Savage’s well-priced 110 High Country promises great accuracy
When Savage Arms added the 110 High Country to its already impressive line-up last year, it made some lofty promises about the rifle: “The biggest bulls. The longest shots. With the new Savage 110 High Country, they’re all within your reach.” But does it actually live up to the billing? Yes, and then some, starting with the rifle’s very design.
The High Country’s beefy, medium-contoured, stainless steel barrel and action, as well as all metal components, are coated with coyote-brown PVD (physical vapour deposition). Harder than competitive finishes, the coating protects the components from corrosion and heat, yet doesn’t interfere with the rifle’s tight tolerances. The finish also adds lubricity to moving parts, such as the bolt.
The spiral fluted barrel and bolt are certainly appealing, and the taper-lock interface muzzle brake on my magnum test rifle added a custom-like finishing touch. My test rifle was also equipped with a detachable metal box magazine, which is a bit of a stalwart throwback these days.
The synthetic stock, with True Timber Strata camo, is an ingenious innovation in its own right. The AccuFit system comes with five different risers to adjust the comb height in 1/8-inch increments, and four inserts to adjust the length of pull from 12.75 to 13.75 inches in 1/4-inch increments. This allows the rifle to be customized to fit just about any shooter.

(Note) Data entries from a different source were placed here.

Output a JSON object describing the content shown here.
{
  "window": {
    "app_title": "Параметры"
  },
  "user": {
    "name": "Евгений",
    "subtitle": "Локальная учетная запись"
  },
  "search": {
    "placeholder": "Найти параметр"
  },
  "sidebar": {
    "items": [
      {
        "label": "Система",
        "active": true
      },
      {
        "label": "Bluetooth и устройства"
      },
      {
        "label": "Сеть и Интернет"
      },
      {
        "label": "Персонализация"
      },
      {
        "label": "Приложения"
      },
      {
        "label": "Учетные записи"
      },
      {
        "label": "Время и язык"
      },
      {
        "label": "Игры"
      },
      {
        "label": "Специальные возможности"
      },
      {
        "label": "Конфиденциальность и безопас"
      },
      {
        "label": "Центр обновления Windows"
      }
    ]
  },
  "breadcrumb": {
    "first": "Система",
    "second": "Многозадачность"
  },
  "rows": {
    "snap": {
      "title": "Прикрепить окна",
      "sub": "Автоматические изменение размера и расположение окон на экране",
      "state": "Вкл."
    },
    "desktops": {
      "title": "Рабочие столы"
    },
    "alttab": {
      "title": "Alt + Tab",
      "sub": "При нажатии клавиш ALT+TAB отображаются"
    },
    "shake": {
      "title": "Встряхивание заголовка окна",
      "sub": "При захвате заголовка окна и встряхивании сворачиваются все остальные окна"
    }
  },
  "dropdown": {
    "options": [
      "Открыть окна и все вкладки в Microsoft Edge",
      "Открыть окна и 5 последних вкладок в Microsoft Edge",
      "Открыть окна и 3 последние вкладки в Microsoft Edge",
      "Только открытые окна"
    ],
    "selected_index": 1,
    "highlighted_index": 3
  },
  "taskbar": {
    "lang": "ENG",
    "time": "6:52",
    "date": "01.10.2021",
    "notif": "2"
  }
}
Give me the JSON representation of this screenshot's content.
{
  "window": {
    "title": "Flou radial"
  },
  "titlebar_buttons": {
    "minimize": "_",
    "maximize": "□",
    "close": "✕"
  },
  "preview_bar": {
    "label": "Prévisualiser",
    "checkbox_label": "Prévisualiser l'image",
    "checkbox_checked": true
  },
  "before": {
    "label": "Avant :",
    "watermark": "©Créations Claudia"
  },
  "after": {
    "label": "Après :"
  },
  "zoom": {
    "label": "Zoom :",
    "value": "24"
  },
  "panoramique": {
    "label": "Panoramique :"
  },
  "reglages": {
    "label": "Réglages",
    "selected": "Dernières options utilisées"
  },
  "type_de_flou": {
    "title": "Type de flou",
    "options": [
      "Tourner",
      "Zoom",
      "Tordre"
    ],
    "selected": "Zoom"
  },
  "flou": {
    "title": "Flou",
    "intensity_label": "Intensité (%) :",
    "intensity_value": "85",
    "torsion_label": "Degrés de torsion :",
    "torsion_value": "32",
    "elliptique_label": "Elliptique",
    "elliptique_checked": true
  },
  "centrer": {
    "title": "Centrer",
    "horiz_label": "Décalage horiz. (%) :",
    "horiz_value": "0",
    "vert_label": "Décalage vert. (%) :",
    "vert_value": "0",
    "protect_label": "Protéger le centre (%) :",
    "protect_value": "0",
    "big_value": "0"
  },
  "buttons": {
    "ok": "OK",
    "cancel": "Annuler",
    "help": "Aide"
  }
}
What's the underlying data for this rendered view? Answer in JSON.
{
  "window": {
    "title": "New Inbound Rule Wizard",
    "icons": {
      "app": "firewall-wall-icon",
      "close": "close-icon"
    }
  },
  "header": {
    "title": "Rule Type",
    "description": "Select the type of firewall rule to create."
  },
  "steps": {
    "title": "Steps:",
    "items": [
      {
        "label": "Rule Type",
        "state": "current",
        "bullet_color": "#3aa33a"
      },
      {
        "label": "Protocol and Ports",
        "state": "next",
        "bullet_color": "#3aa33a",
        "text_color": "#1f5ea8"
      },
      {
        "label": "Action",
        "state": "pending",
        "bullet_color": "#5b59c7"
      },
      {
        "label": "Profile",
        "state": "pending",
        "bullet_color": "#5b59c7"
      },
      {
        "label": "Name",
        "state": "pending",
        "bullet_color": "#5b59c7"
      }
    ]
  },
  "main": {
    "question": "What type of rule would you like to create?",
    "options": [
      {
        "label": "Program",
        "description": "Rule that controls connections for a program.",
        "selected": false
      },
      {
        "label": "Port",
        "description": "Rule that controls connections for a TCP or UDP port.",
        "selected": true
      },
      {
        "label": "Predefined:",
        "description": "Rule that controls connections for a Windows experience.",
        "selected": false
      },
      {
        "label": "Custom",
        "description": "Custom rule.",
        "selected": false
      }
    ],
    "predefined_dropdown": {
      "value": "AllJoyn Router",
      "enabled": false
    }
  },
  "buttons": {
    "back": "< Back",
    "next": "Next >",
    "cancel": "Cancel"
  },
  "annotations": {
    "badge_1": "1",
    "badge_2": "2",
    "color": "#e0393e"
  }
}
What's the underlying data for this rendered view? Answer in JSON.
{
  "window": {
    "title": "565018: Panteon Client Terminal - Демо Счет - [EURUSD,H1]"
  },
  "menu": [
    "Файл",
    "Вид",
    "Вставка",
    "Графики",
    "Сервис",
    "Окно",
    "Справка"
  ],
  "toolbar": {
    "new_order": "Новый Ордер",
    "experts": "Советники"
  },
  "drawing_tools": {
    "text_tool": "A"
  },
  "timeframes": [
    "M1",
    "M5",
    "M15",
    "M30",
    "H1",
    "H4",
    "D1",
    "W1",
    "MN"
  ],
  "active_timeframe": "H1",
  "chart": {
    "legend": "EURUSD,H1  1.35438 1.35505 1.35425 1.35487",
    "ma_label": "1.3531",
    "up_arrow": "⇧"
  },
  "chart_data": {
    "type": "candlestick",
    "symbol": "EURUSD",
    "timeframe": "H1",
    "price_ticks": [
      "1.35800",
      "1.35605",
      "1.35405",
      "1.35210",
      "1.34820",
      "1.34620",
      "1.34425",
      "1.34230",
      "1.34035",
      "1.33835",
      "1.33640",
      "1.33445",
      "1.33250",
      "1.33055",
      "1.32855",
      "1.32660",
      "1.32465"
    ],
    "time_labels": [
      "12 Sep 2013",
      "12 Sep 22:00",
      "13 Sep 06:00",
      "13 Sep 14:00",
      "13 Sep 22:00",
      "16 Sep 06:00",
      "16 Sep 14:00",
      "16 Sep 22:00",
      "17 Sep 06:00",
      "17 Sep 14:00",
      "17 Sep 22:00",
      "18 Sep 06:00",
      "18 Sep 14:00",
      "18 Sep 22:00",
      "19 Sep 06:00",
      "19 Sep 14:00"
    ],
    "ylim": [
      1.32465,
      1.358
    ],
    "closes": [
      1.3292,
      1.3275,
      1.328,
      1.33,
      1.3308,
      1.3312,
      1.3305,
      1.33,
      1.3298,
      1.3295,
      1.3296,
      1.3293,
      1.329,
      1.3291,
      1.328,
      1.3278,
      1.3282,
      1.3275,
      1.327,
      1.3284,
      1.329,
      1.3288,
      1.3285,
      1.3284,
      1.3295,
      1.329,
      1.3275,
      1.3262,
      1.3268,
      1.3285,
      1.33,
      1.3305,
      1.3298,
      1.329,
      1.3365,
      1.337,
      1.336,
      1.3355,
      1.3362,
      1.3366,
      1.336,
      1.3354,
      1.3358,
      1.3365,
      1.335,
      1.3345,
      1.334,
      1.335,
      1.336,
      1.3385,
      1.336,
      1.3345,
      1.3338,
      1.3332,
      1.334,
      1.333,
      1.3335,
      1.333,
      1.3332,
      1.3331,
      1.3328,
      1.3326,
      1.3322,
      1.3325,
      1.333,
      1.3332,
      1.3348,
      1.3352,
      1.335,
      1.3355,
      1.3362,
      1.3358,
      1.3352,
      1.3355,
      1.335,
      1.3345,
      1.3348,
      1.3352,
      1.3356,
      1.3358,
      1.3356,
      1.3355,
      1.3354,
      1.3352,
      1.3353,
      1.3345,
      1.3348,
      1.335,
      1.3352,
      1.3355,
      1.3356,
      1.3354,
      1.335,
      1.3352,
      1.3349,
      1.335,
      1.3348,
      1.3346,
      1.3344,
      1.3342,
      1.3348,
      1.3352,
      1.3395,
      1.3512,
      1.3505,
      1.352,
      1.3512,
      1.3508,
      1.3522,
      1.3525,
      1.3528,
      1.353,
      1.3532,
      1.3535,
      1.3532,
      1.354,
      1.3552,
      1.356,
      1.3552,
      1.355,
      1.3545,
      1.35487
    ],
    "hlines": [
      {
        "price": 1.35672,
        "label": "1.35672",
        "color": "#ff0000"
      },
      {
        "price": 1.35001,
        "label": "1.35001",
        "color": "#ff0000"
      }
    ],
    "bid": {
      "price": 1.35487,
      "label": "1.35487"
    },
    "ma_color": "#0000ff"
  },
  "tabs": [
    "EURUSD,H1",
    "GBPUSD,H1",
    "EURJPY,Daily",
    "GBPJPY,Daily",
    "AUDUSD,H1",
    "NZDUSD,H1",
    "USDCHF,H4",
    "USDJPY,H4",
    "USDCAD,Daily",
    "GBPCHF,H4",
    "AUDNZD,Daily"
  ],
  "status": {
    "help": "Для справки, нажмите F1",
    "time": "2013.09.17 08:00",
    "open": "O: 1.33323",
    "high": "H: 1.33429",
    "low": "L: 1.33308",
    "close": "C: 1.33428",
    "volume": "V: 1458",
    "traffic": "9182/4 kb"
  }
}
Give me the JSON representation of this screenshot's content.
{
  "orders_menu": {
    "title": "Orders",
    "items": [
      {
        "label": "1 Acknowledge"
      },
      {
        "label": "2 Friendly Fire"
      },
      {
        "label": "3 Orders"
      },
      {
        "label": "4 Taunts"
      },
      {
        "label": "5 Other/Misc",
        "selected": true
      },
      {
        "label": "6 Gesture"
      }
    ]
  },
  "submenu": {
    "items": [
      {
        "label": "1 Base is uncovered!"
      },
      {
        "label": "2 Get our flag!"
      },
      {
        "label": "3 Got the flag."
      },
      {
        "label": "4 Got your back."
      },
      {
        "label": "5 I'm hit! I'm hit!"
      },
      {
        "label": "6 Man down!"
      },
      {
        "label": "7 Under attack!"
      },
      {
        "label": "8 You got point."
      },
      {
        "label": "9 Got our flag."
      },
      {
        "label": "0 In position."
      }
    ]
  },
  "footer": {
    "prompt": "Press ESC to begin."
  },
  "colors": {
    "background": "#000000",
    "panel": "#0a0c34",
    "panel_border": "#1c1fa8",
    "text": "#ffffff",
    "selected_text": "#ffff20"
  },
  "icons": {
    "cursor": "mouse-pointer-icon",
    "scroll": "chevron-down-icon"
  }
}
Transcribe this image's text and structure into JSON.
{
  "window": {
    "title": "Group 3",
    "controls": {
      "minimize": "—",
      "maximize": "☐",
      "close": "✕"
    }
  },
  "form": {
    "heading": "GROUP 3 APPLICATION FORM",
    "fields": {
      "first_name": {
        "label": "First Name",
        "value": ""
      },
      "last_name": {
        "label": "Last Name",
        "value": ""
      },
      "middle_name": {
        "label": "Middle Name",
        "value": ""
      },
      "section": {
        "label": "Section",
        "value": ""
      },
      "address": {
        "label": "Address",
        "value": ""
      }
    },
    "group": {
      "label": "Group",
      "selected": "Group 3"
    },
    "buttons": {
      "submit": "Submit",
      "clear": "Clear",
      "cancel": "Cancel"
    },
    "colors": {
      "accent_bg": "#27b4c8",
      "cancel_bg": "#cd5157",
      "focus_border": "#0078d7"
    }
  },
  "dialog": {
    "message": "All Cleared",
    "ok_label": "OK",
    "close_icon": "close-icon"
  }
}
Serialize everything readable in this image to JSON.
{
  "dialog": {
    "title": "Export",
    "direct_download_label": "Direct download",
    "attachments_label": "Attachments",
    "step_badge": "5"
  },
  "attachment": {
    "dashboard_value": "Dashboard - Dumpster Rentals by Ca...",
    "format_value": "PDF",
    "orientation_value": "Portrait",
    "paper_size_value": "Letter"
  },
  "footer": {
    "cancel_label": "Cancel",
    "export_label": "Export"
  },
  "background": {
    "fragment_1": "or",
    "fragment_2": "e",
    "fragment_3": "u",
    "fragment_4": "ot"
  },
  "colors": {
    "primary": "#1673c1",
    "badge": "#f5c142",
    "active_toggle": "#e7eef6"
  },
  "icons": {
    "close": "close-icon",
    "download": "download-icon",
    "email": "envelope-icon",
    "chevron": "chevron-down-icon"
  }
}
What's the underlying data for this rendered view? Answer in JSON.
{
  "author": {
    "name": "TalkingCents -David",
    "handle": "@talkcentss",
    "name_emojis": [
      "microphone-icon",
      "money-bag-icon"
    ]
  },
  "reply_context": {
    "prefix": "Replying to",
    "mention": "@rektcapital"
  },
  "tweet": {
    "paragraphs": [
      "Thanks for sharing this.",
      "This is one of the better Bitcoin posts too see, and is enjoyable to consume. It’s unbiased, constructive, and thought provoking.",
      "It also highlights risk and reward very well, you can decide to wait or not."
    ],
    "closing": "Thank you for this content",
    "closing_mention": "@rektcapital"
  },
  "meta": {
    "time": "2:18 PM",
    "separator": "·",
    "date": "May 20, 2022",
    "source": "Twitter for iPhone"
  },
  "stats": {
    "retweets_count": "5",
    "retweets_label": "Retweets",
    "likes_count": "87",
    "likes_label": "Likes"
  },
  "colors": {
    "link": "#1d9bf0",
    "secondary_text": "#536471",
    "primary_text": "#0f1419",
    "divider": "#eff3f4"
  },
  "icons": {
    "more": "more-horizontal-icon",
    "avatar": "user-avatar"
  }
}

As well, the stock incorporates a generously sized rubber recoil pad, as well as rubber inserts in the fore-end and pistol grip.
The High Country also boasts Savage’s renowned AccuTrigger. It’s adjustable from 1.5 to 4.5 pounds, with an incredible lock time of just two milliseconds. The two-stage design also makes it one of the safest triggers on the market. Rounding things off, the rifle features a three-position safety, and the receiver comes drilled and tapped.
When looking at the various available chamberings for the High County, I opted for the .300 WSM because of its short case and long-range potential. Plus, there’s a long list of quality .30-calibre bullets available for this cartridge.
After mounting a Bushnell Forge 3-18×50 scope on my test rifle, I spent a half-hour using the innovative AccuFit system to adjust the length of pull and comb height to my specifications. Once completed, I had a custom fit and perfect eye-scope alignment—what a great system.
Despite the High Country’s moniker, I didn’t see myself packing it up a mountain, as it weighs in at 8.5 pounds (10 pounds four ounces with scope). That’s not to say the rifle doesn’t have its place in the hills, especially if four-legged horsepower can eliminate the gut-wrenching climb. And I certainly liked the added weight for the stability it provided when shooting at long range.
As for functionality, the trigger was outstanding with no creep and minimal deviation in pull weights between two pounds 3.8 ounces and two pounds 4.3 ounces. It cycled flawlessly, and the recoil was notably mild thanks to the muzzle brake.
In all, I tested four handloads and 14 factory loads, starting with three-shot groups at 100 yards. Incredibly, 11 out of the 18 loads shot into 0.75 inches or less. I then moved out to 300 yards with the four loads that shot into less than 0.6 inches. At that range, the groups averaged a remarkably paltry 1.608 inches. Overall, the handloaded 200-grain Hornady ELD X bullets, driven by H414 powder, provided the best overall performance (above), shooting groups of 0.28 and 1.120 inches respectively at 100 and 300 yards. That is superb accuracy, making that load an ideal long-range option for big game such as moose and elk.
While I expected the 110 High Country to shoot well, it exceeded my expectations. And when you consider the cost of specialty long-range rifles these days, your money would be well spent on this an accurate, well-designed and rugged rifle—even if it were priced a few C-notes higher than the suggested retail price of US$1,129.